Reverse engineering a Cat Printer with the help of an LLM to make it print long cats
By sending the printing commands directly by code over bluetooth
Okay, I’ve got cat printer:
It’s cheap, it’s wireless(-only), it prints well enough and looks like a cat. The problem is, you can’t just plug it and use it as a printer - you have to use it’s own app “Fun Print“. The app is neat but I need to print programmatically, through my own code. No documentation, the printer has many versions and the libraries others created don’t work with the version I have. The plan is to see what Fun Print does and then do it myself. However, I have no technical understanding of Bluetooth works so I will do it with the help of an LLM.
Listening to the communications between the cat printer and the Fun Print app
ChatGPT suggested to use Wireshark or dedicated sniffing hardware. This was a bad advice, you don’t need to buy hardware or try to make Wireshark sniff on macOS. Apple provides its own PackageLogger tool which will show you all the bluetooth packages both on macOS and on iOS when you connect your iPhone over USB.
There’s just one setup step: You need to install the appropriate profile on the device you’ll sniff. Go ahead and download it from Apple and install.

Once you’ve done that, open the PackageLogger which you can get from Apple’s developer portal. It’s in the Additional Tools for Xcode package. Here.
Under the file menu, there you have the options to trace macOS and iOS bluetooth packages.
And here it is, all the Bluetooth communications in all of its glory.

As ChatGPT explained to me, the HCI is about the communications between your computer and the Bluetooth chip in it and L2CAP is a logical protocol that keeps things tidy . The packages that go to the printer are the ATT ones and that’s where the meat is.
Sending data to the bluetooth printer
Apple provides the CoreBluetooth library which you can use on all Apple platforms to do high level bluetooth stuff.
With ChatGPT it was quite easy to bootstrap the app. Using the delegate pattern you tell the CoreBluetooth to start scanning and then you collect the list of the discovered devices. Connecting to the device is a single line of code. Tell you LLM to create you a class for discovering and connecting to Bluetooth using CoreBluetooth.
But how do you send and receive data from the device? You do it by writing, reading or get notified through a device “characteristics“. In essence, the device can have many of those characteristics and they each can support different functions(some are read only, others allow you to write and give you a response etc). CoreBluetooth can handle the discovery of those characteristics and their properties as well. Tell your LLM to add characteristics discovery function.

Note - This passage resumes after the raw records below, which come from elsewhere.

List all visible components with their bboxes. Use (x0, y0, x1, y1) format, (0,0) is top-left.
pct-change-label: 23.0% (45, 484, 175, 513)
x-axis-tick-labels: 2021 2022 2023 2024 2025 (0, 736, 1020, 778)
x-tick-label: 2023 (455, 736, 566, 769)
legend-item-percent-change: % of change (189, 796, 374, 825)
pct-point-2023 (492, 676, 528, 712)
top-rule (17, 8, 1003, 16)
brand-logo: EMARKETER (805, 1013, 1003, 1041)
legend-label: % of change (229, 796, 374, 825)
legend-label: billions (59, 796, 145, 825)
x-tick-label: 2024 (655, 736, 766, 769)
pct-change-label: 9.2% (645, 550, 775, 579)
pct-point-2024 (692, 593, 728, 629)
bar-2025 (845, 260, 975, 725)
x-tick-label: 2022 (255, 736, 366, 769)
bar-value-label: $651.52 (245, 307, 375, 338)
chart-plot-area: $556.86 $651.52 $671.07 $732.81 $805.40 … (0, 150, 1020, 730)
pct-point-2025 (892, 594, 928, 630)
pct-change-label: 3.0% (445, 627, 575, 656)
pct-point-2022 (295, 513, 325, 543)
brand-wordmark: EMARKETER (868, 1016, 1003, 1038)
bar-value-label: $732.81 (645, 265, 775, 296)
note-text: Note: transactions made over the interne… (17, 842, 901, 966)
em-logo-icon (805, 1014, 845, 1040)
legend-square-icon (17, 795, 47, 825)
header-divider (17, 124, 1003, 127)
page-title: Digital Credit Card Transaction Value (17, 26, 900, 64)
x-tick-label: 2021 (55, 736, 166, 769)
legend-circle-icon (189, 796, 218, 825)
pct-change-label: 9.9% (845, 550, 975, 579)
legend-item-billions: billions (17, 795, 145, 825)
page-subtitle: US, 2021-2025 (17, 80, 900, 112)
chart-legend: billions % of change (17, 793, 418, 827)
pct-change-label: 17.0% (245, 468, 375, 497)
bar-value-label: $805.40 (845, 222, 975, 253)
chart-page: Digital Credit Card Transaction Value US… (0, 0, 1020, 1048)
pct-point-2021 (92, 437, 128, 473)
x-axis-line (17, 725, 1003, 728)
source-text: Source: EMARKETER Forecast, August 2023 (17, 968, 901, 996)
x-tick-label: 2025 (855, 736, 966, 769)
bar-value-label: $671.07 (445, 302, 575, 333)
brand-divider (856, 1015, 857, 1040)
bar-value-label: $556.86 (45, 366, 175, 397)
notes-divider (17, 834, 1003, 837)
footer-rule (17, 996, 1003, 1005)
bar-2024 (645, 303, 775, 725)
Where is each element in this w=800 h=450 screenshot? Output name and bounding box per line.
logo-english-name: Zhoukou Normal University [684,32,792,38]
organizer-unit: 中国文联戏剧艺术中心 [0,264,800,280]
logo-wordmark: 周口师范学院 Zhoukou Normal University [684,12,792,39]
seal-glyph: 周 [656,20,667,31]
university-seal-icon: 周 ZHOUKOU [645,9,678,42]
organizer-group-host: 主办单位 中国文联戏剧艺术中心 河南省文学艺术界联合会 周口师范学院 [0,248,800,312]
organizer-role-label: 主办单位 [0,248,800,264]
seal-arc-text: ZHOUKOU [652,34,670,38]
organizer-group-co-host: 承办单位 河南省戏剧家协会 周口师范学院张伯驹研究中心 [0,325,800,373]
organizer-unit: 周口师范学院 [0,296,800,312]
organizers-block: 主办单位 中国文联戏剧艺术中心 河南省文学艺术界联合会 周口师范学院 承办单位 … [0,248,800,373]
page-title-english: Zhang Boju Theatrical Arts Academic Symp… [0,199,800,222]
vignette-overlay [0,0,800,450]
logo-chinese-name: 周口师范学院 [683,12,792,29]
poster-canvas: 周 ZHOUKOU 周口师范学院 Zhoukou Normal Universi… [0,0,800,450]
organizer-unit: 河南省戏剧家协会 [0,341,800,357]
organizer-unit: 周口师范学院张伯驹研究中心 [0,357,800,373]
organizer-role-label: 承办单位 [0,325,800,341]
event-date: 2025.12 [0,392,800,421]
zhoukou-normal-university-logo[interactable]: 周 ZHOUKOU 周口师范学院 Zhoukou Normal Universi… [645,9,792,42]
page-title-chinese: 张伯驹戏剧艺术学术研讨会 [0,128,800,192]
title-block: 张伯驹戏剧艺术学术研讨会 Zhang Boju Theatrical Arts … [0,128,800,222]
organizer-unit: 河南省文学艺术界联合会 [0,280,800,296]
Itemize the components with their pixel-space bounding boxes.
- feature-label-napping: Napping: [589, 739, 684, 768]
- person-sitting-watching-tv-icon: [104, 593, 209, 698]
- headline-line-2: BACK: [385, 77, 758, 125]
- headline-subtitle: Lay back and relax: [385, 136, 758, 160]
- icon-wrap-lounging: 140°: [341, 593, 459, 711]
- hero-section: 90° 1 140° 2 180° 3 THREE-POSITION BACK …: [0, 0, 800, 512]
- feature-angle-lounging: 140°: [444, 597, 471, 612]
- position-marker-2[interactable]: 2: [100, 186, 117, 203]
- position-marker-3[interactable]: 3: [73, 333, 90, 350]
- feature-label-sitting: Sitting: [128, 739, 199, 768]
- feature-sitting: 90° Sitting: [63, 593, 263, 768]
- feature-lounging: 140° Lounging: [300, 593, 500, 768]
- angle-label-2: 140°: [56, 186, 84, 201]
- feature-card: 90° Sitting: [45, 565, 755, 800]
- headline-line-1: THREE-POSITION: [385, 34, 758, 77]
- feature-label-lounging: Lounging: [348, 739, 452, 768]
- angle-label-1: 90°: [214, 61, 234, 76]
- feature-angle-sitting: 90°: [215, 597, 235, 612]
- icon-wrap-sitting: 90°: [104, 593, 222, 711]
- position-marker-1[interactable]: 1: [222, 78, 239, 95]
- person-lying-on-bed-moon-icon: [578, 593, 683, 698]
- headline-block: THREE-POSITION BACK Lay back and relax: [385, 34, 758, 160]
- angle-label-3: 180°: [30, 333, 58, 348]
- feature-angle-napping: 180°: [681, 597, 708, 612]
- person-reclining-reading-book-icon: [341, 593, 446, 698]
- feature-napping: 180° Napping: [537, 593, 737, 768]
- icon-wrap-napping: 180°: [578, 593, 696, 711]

Let’s observe the packages. Before sending data is sending this
"2221 A900 0400 2B00 3000 FFFF"
When I change the prints side, this changes "2221 A900 0400 2B00 B000 FFFF"
Yep this is line numbers * 2^8
When changing the darkness settings its sending a write command "2221 A100 0100 (0000) FF" . This is setting the number from 1-100 * 2^8
Now that I can send header and footer commands as well as print commands and I can set how dark should it print, the rest must be easy. I should be able to send values from 0 to 255 for each pixel on each line and be able to print whatever I want. Right?
Wrong.
When I send 384 values as a repeating gradient I get this.
This is a repeating pattern but its definitely sliding between lines, so it must be overflowing. Hmm First let’s try to get a consistent pattern when multiple lines are sent. After some trial and error, I found that the correct number is 48 values. Then I get this:
Okay, this looks like some kind of a gradient but not what I was expecting. I’m starting to think that this printer can’t actually print in different shades of gray, instead it must have some some patterns for numbers. 0 is empty FF is full black but it is not for a single pixel. As it appears, there are 48 “pixels“ that can produce some pattern to choose from. But Wait a minute, 48 is very suspicious number! Those are not pixels, those are bytes.
yep: 384/48 = 8
You can actually pack eight 0’s and 1’s in every byte and since there are 48 bytes per line, the math checks out. I better ask my LLM to write me a workflow.
I told my LLM to create this pipeline for me: image->grayscale image ->resize->dither->turn into array of pixel stings for lines->packBitsToData
It worked.
More to explore: How to print a long paper: It appears that for consistent printing you should avoid saturating or starving the flow of data; If you do that, you can keep printing until the paper roll is over.
But can it print softer colors? Grayscale vs Dithered? The official app can, it has HD mode where dark and light areas are created by having different shades of gray instead of different concentration of dots.
However It appears that when in HD mode it is encoded differently. I will need to figure out how that works.